The answer is a firm... DEPENDS.
Not to be evasive, but the entire way a game works is fundamentally influenced by whether or not a game is played online. If a game is "stand alone" and works without a net connection, then you can simply do things that would not be possible in an online environment. Take Morrowind, for example- you could mod the hell out of it, make yourself all-powerful, add weapons, graphics, sounds, dungeons, etc. etc. etc. etc. because it was ONLY YOU playing. if they ever tried putting out a "Morrowind Online", then everythig would have to be "balanced" so that the game is "fair" for everyone.
MMOs, as good as they are, suffer from a HUGE lack of expandable content- unless the developer makes it (and carefully, one might say even almost OBSESSIVELY "balances" everything) then it can't exist in-game. MMOs also get changed all the time, "nerfing" some character classes that are found to be unfairly powerful or that have an exploitabe feature. And let's not forget that the moment a Publisher stops paying their server bills, then you can no longer play, no matter how big a fan you are, so you had better hope that the game's popular.
I dream of the day that someone will publish an MMO with expandable, user-written content. I can imagine walking into a cave, and having a warning flash: "You are leaving the world you know for a user-made instance- please be aware that the rules as you know them as well as the ESRB rating of the content might go by the wayside. Do you want to proceed (Y/N)?". God knows *I'd* play it, seeing as how most of the best content I've ever experienced in a game like Morrowind or Neverwinter Nights was written BY fans FOR fans. I won't hold my breath, however...
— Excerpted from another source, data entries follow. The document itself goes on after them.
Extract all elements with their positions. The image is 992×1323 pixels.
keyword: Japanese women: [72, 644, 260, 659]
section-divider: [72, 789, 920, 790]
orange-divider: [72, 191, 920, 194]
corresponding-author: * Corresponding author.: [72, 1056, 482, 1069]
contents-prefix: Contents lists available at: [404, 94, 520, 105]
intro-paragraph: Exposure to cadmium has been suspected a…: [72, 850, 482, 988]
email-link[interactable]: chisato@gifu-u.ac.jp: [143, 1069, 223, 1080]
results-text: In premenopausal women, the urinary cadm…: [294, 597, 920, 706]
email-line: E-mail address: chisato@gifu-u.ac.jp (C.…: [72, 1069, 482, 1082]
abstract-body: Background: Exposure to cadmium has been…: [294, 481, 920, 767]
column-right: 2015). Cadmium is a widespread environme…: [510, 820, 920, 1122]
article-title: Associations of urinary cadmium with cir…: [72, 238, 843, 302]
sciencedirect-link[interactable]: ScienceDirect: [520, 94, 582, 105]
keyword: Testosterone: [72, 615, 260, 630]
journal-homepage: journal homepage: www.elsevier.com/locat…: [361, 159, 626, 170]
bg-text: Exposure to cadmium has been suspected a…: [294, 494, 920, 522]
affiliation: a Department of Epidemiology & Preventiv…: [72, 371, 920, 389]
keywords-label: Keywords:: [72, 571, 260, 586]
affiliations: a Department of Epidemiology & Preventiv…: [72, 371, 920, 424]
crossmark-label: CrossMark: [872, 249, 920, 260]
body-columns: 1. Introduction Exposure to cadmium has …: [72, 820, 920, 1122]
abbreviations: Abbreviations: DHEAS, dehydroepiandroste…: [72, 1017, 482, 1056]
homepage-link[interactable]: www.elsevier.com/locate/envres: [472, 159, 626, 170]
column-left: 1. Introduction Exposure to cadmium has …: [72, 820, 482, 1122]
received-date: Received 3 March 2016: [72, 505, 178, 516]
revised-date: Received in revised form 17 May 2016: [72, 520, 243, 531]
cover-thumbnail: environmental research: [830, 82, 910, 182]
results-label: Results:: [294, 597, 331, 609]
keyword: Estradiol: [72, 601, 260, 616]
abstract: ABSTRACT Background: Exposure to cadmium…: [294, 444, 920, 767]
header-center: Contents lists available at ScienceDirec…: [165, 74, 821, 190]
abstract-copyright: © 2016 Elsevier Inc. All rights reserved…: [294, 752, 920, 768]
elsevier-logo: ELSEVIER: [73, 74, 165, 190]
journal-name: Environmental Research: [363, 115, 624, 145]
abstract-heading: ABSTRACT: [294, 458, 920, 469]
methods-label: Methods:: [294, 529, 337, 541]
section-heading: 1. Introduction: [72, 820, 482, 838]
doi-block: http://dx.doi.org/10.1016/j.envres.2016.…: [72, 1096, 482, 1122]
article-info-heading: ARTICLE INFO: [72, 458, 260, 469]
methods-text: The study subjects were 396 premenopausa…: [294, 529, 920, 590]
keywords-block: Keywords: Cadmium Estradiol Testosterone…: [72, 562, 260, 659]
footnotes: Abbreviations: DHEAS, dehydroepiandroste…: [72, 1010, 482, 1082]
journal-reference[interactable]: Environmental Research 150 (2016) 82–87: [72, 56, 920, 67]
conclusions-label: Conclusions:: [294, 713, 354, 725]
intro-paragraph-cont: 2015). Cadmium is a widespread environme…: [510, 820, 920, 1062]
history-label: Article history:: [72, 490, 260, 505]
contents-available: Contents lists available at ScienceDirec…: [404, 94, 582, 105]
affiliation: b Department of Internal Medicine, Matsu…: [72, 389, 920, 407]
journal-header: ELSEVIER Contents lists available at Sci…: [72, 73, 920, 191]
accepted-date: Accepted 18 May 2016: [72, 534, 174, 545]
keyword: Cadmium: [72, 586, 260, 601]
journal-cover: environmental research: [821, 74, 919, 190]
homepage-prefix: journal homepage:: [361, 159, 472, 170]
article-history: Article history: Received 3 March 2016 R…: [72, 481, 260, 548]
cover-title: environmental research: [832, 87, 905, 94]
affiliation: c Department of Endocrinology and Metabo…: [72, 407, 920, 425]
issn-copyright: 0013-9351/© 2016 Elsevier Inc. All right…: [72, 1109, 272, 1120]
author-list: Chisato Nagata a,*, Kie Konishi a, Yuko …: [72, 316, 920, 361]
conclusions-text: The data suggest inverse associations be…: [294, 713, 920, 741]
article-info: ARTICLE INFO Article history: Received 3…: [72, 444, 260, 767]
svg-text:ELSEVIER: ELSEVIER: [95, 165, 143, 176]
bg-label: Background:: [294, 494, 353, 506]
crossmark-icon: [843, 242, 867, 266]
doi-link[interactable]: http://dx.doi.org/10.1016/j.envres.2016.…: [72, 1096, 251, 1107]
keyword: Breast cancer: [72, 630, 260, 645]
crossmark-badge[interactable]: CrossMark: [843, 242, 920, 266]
A game that *I* thought worked equally well in Single-Player and Multiplayer was the Unreal Tournament series... Botmatch on a stand-alone PC was very challenging and multiplayer was equally fun, but you really never HAD TO do one or the other- it was totally up to you. User-made maps, total conversions and everything else was possible for both audiences, since the game used a client/server model that relied on the users' PCs to run game instances.